Wednesday, June 25, 2008

If You Find Somebody to Love in this World, You Better Hang on Tooth and Nail

It's time for my monthly vow to put some distance between myself and The Only Living Boy in New York. I never keep this vow, and I'm not sure what it will take to make me keep it, but I make it every month or so.

Yesterday, we were having some more serious than usual discussions about a small life crisis he's experiencing over feeling like he needs to have a better grip on where he's headed. He asked me what I thought his ten-year plan should be, and I made him a semi-joking list of things he should do including, "Stop pretending that you're not in love with me when you obviously are so we can make out already." I put the jokes aside (or the non-jokes disguised thinly as jokes) when I realized he was genuinely going through something, and I told him that he's smart enough to succeed at anything he wants to do, so he needs to ask himself what's going to make him happy, and he seemed moved by that compliment. Then somehow today, we got on the topic of getting married (to each other) and having kids, and I said I didn't want to have any kids. He asked me if I was serious about that, and I said I was (and am) but that if I met the right person and it was important to him, I would be open to reconsidering. I told him that I don't want my entire life to be defined by being a mother and that I didn't want my kids dumped off on me the way my dad dumped my brother and me on my mom. And he said, "I guess we are all shaped, to a large extent, by our childhood. And you deserve no less from your future husband than someone who is going to be a true partner in every sense of the word."

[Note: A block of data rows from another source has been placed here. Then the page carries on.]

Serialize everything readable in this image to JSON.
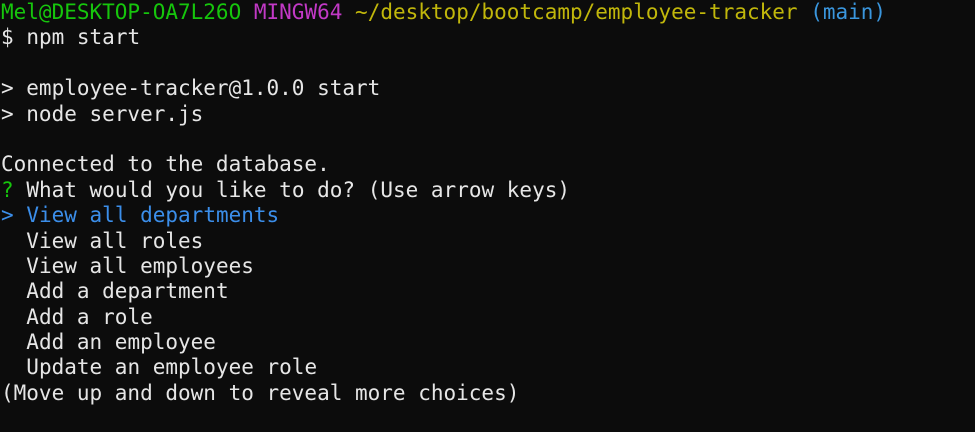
{
  "prompt": {
    "user_host": "Mel@DESKTOP-OA7L26O",
    "env": "MINGW64",
    "path": "~/desktop/bootcamp/employee-tracker",
    "branch": "(main)",
    "symbol": "$",
    "command": "npm start"
  },
  "npm_output": {
    "line1": "> employee-tracker@1.0.0 start",
    "line2": "> node server.js"
  },
  "app_output": {
    "connected": "Connected to the database."
  },
  "question": {
    "marker": "?",
    "text": "What would you like to do?",
    "hint": "(Use arrow keys)"
  },
  "menu": {
    "pointer": ">",
    "selected_index": 0,
    "items": [
      "View all departments",
      "View all roles",
      "View all employees",
      "Add a department",
      "Add a role",
      "Add an employee",
      "Update an employee role"
    ],
    "footer": "(Move up and down to reveal more choices)"
  },
  "colors": {
    "background": "#0c0c0c",
    "user_host": "#16c60c",
    "env": "#c239c6",
    "path": "#c1b70b",
    "branch": "#3a96dd",
    "selected": "#3b8eea",
    "text": "#e6e6e6"
  }
}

I really care about this person, and the more time I spend talking to him, the more invested I become. Yet I can't seem to disengage. The Only Living Boy in New York is the person I want to talk to about everything, and I think he wants to talk to me about everything too, but he's not actually available to me. Since I'm not Carrie Bradshaw and I don't see love as a war of attrition, I don't think that waiting it out is going to produce a different result or magically make him available when he isn't, but I just can't seem to let go.

Tuesday, June 24, 2008

Little Red Riding Hood 3

I think I'm finally getting some traction on resolving this situation with the molester from the plane. For starters, he hasn't emailed me in several days, so that's a good sign. In addition, a detective from my local police department called me and, after hearing the story, proposed that I come down to the police station so he can write the molester an email from his police department email address telling him to "knock off the bullshit."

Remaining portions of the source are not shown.